The senior U.S. official for AI deployment at the Pentagon warned in a talk against using large language models in the military.
Dr. Craig Martell, Chief Digital and Artificial Intelligence Officer (CDAO) for the U.S. Department of Defense, gave a sober talk at DEFCON about the hype surrounding generative AI, such as large language models. He warned against using them without effective validation methods.
As CDAO, Martel is the "senior official responsible for the acceleration of the DoD’s adoption of data, analytics, and AI to generate decision advantage across, from the boardroom to the battlefield."
Martel, who prior to his current position led AI projects at LinkedIn, Dropbox, and Lyft, among others, emphasized that while large language models like ChatGPT can generate text remarkably well, this ability does not imply true intelligence. Their output often contained factual inaccuracies and irrational conclusions, and the models were not trained to think logically.
While there are many useful use cases, such as coding, and his team is just starting a project to systematically look for useful applications, Martel says that humans often tend to equate linguistic fluency with rationality. This could lead us to think that language models are smarter than they are - and then possibly overestimate their capabilities. He argued that we should be wary of this tendency and not anthropomorphize chatbots.

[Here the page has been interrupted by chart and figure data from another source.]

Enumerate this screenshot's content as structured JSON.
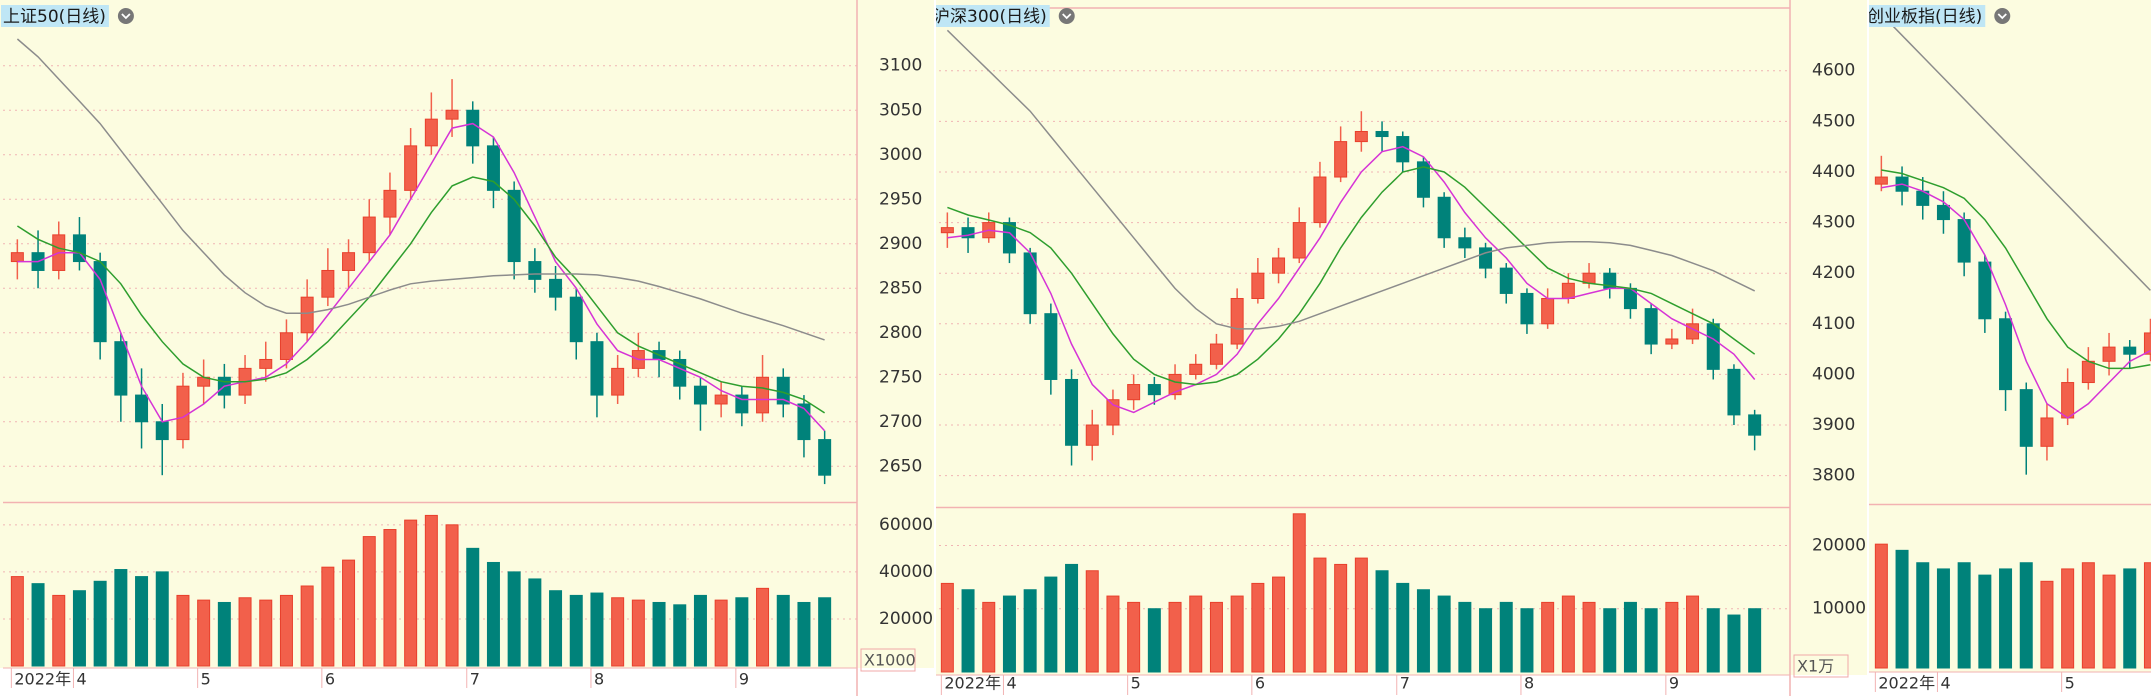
{
  "chart_data": [
    {
      "type": "candlestick",
      "title": "上证50(日线)",
      "up_color": "#f2604b",
      "down_color": "#00827a",
      "categories": [
        "2022年",
        null,
        null,
        "4",
        null,
        null,
        null,
        null,
        null,
        "5",
        null,
        null,
        null,
        null,
        null,
        "6",
        null,
        null,
        null,
        null,
        null,
        null,
        "7",
        null,
        null,
        null,
        null,
        null,
        "8",
        null,
        null,
        null,
        null,
        null,
        null,
        "9",
        null,
        null,
        null,
        null
      ],
      "open": [
        2880,
        2890,
        2870,
        2910,
        2880,
        2790,
        2730,
        2700,
        2680,
        2740,
        2750,
        2730,
        2760,
        2770,
        2800,
        2840,
        2870,
        2890,
        2930,
        2960,
        3010,
        3040,
        3050,
        3010,
        2960,
        2880,
        2860,
        2840,
        2790,
        2730,
        2760,
        2780,
        2770,
        2740,
        2720,
        2730,
        2710,
        2750,
        2720,
        2680
      ],
      "high": [
        2905,
        2915,
        2925,
        2930,
        2890,
        2800,
        2760,
        2720,
        2755,
        2770,
        2765,
        2775,
        2790,
        2815,
        2860,
        2895,
        2905,
        2950,
        2980,
        3030,
        3070,
        3085,
        3060,
        3020,
        2970,
        2895,
        2875,
        2850,
        2800,
        2775,
        2800,
        2790,
        2780,
        2750,
        2745,
        2740,
        2775,
        2760,
        2730,
        2690
      ],
      "low": [
        2860,
        2850,
        2860,
        2870,
        2770,
        2700,
        2670,
        2640,
        2670,
        2720,
        2715,
        2720,
        2745,
        2760,
        2790,
        2830,
        2850,
        2880,
        2910,
        2950,
        3000,
        3020,
        2990,
        2940,
        2860,
        2845,
        2825,
        2770,
        2705,
        2720,
        2750,
        2750,
        2725,
        2690,
        2705,
        2695,
        2700,
        2705,
        2660,
        2630
      ],
      "close": [
        2890,
        2870,
        2910,
        2880,
        2790,
        2730,
        2700,
        2680,
        2740,
        2750,
        2730,
        2760,
        2770,
        2800,
        2840,
        2870,
        2890,
        2930,
        2960,
        3010,
        3040,
        3050,
        3010,
        2960,
        2880,
        2860,
        2840,
        2790,
        2730,
        2760,
        2780,
        2770,
        2740,
        2720,
        2730,
        2710,
        2750,
        2720,
        2680,
        2640
      ],
      "ma_lines": [
        {
          "color": "#d633d6",
          "values": [
            2880,
            2880,
            2890,
            2890,
            2860,
            2800,
            2740,
            2700,
            2705,
            2720,
            2740,
            2745,
            2750,
            2765,
            2790,
            2820,
            2850,
            2880,
            2910,
            2950,
            2990,
            3030,
            3035,
            3020,
            2980,
            2930,
            2880,
            2850,
            2810,
            2780,
            2770,
            2770,
            2760,
            2750,
            2735,
            2725,
            2725,
            2725,
            2715,
            2690
          ]
        },
        {
          "color": "#2e9e2e",
          "values": [
            2920,
            2905,
            2895,
            2890,
            2880,
            2855,
            2820,
            2790,
            2765,
            2750,
            2745,
            2745,
            2748,
            2755,
            2770,
            2790,
            2815,
            2840,
            2870,
            2900,
            2935,
            2965,
            2975,
            2970,
            2950,
            2920,
            2885,
            2860,
            2830,
            2800,
            2785,
            2775,
            2765,
            2755,
            2745,
            2740,
            2738,
            2733,
            2725,
            2710
          ]
        },
        {
          "color": "#8c8c8c",
          "values": [
            3130,
            3110,
            3085,
            3060,
            3035,
            3005,
            2975,
            2945,
            2915,
            2890,
            2865,
            2845,
            2830,
            2822,
            2822,
            2826,
            2832,
            2840,
            2848,
            2855,
            2858,
            2860,
            2862,
            2864,
            2865,
            2866,
            2866,
            2866,
            2865,
            2862,
            2858,
            2852,
            2845,
            2838,
            2830,
            2822,
            2815,
            2808,
            2800,
            2792
          ]
        }
      ],
      "ylim": [
        2611,
        3166
      ],
      "yticks": [
        2650,
        2700,
        2750,
        2800,
        2850,
        2900,
        2950,
        3000,
        3050,
        3100
      ],
      "volume": {
        "values": [
          38000,
          35000,
          30000,
          32000,
          36000,
          41000,
          38000,
          40000,
          30000,
          28000,
          27000,
          29000,
          28000,
          30000,
          34000,
          42000,
          45000,
          55000,
          58000,
          62000,
          64000,
          60000,
          50000,
          44000,
          40000,
          37000,
          32000,
          30000,
          31000,
          29000,
          28000,
          27000,
          26000,
          30000,
          28000,
          29000,
          33000,
          30000,
          27000,
          29000
        ],
        "ylim": [
          0,
          68000
        ],
        "yticks": [
          20000,
          40000,
          60000
        ],
        "unit_label": "X1000"
      }
    },
    {
      "type": "candlestick",
      "title": "沪深300(日线)",
      "up_color": "#f2604b",
      "down_color": "#00827a",
      "categories": [
        "2022年",
        null,
        null,
        "4",
        null,
        null,
        null,
        null,
        null,
        "5",
        null,
        null,
        null,
        null,
        null,
        "6",
        null,
        null,
        null,
        null,
        null,
        null,
        "7",
        null,
        null,
        null,
        null,
        null,
        "8",
        null,
        null,
        null,
        null,
        null,
        null,
        "9",
        null,
        null,
        null,
        null
      ],
      "open": [
        4280,
        4290,
        4270,
        4300,
        4240,
        4120,
        3990,
        3860,
        3900,
        3950,
        3980,
        3960,
        4000,
        4020,
        4060,
        4150,
        4200,
        4230,
        4300,
        4390,
        4460,
        4480,
        4470,
        4420,
        4350,
        4270,
        4250,
        4210,
        4160,
        4100,
        4150,
        4180,
        4200,
        4170,
        4130,
        4060,
        4070,
        4100,
        4010,
        3920
      ],
      "high": [
        4320,
        4310,
        4320,
        4310,
        4250,
        4140,
        4010,
        3930,
        3970,
        4000,
        3995,
        4020,
        4040,
        4080,
        4170,
        4230,
        4250,
        4330,
        4420,
        4490,
        4520,
        4500,
        4480,
        4430,
        4360,
        4290,
        4260,
        4220,
        4170,
        4170,
        4200,
        4220,
        4210,
        4180,
        4140,
        4090,
        4130,
        4110,
        4020,
        3930
      ],
      "low": [
        4250,
        4240,
        4260,
        4220,
        4100,
        3960,
        3820,
        3830,
        3880,
        3930,
        3940,
        3950,
        3990,
        4010,
        4050,
        4140,
        4180,
        4220,
        4290,
        4380,
        4440,
        4440,
        4400,
        4330,
        4250,
        4230,
        4190,
        4140,
        4080,
        4090,
        4140,
        4170,
        4150,
        4110,
        4040,
        4050,
        4060,
        3990,
        3900,
        3850
      ],
      "close": [
        4290,
        4270,
        4300,
        4240,
        4120,
        3990,
        3860,
        3900,
        3950,
        3980,
        3960,
        4000,
        4020,
        4060,
        4150,
        4200,
        4230,
        4300,
        4390,
        4460,
        4480,
        4470,
        4420,
        4350,
        4270,
        4250,
        4210,
        4160,
        4100,
        4150,
        4180,
        4200,
        4170,
        4130,
        4060,
        4070,
        4100,
        4010,
        3920,
        3880
      ],
      "ma_lines": [
        {
          "color": "#d633d6",
          "values": [
            4270,
            4275,
            4285,
            4280,
            4240,
            4160,
            4060,
            3980,
            3940,
            3925,
            3945,
            3965,
            3980,
            4000,
            4040,
            4100,
            4150,
            4210,
            4270,
            4340,
            4400,
            4440,
            4450,
            4430,
            4380,
            4320,
            4270,
            4230,
            4180,
            4150,
            4150,
            4160,
            4170,
            4170,
            4140,
            4110,
            4090,
            4070,
            4040,
            3990
          ]
        },
        {
          "color": "#2e9e2e",
          "values": [
            4330,
            4315,
            4305,
            4295,
            4280,
            4250,
            4200,
            4140,
            4080,
            4030,
            4000,
            3985,
            3980,
            3985,
            4000,
            4030,
            4070,
            4120,
            4180,
            4250,
            4310,
            4360,
            4400,
            4410,
            4400,
            4370,
            4330,
            4290,
            4250,
            4210,
            4190,
            4180,
            4175,
            4170,
            4160,
            4140,
            4120,
            4100,
            4070,
            4040
          ]
        },
        {
          "color": "#8c8c8c",
          "values": [
            4680,
            4640,
            4600,
            4560,
            4520,
            4470,
            4420,
            4370,
            4320,
            4270,
            4220,
            4170,
            4130,
            4100,
            4090,
            4090,
            4095,
            4105,
            4120,
            4135,
            4150,
            4165,
            4180,
            4195,
            4210,
            4225,
            4240,
            4250,
            4255,
            4260,
            4262,
            4262,
            4260,
            4255,
            4245,
            4235,
            4220,
            4205,
            4185,
            4165
          ]
        }
      ],
      "ylim": [
        3740,
        4722
      ],
      "yticks": [
        3800,
        3900,
        4000,
        4100,
        4200,
        4300,
        4400,
        4500,
        4600
      ],
      "volume": {
        "values": [
          14000,
          13000,
          11000,
          12000,
          13000,
          15000,
          17000,
          16000,
          12000,
          11000,
          10000,
          11000,
          12000,
          11000,
          12000,
          14000,
          15000,
          25000,
          18000,
          17000,
          18000,
          16000,
          14000,
          13000,
          12000,
          11000,
          10000,
          11000,
          10000,
          11000,
          12000,
          11000,
          10000,
          11000,
          10000,
          11000,
          12000,
          10000,
          9000,
          10000
        ],
        "ylim": [
          0,
          25600
        ],
        "yticks": [
          10000,
          20000
        ],
        "unit_label": "X1万"
      }
    },
    {
      "type": "candlestick",
      "title": "创业板指(日线)",
      "up_color": "#f2604b",
      "down_color": "#00827a",
      "categories": [
        "2022年",
        null,
        null,
        "4",
        null,
        null,
        null,
        null,
        null,
        "5",
        null,
        null,
        null,
        null
      ],
      "open": [
        2750,
        2760,
        2740,
        2720,
        2700,
        2640,
        2560,
        2460,
        2380,
        2420,
        2470,
        2500,
        2520,
        2510
      ],
      "high": [
        2790,
        2775,
        2760,
        2740,
        2710,
        2650,
        2570,
        2470,
        2440,
        2490,
        2520,
        2540,
        2530,
        2560
      ],
      "low": [
        2740,
        2720,
        2700,
        2680,
        2620,
        2540,
        2430,
        2340,
        2360,
        2410,
        2460,
        2480,
        2490,
        2500
      ],
      "close": [
        2760,
        2740,
        2720,
        2700,
        2640,
        2560,
        2460,
        2380,
        2420,
        2470,
        2500,
        2520,
        2510,
        2540
      ],
      "ma_lines": [
        {
          "color": "#d633d6",
          "values": [
            2745,
            2750,
            2740,
            2725,
            2700,
            2650,
            2580,
            2500,
            2440,
            2420,
            2440,
            2470,
            2500,
            2515
          ]
        },
        {
          "color": "#2e9e2e",
          "values": [
            2770,
            2765,
            2755,
            2745,
            2730,
            2700,
            2660,
            2610,
            2560,
            2520,
            2500,
            2490,
            2490,
            2495
          ]
        },
        {
          "color": "#8c8c8c",
          "values": [
            2990,
            2960,
            2930,
            2900,
            2870,
            2840,
            2810,
            2780,
            2750,
            2720,
            2690,
            2660,
            2630,
            2600
          ]
        }
      ],
      "ylim": [
        2300,
        3000
      ],
      "volume": {
        "values": [
          20000,
          19000,
          17000,
          16000,
          17000,
          15000,
          16000,
          17000,
          14000,
          16000,
          17000,
          15000,
          16000,
          17000
        ],
        "ylim": [
          0,
          26000
        ]
      }
    }
  ]
}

Large language model hype is dangerous
Martell warned of the dangers of irresponsibly introducing AI into the military. He also pointed out the high cognitive load on humans to manually check language models for errors.
He therefore argued for the development of reliable mechanisms to automatically validate output before it is used. This call was part of his core message: language models need a culture of responsible development without hype.
AI community needs to develop acceptability conditions
He said the AI community needs to develop standards to validate the safety of models in different contexts, including clearly defined acceptance conditions similar to those that exist for autonomous driving.
Language models have great scientific potential, he said, but are not yet finished products. Before they can be used in sensitive areas, he said, it is important to explore their limitations and make them reliable. He sees the hacker community as an important partner in this effort: "I'm here today because I need hackers everywhere to tell us how this stuff breaks. Because if we don't know how it breaks, we can't get clear on the acceptability conditions. And if we can't get clear on the acceptability conditions, we can't push the industry towards building the right thing so that we can deploy it and use it."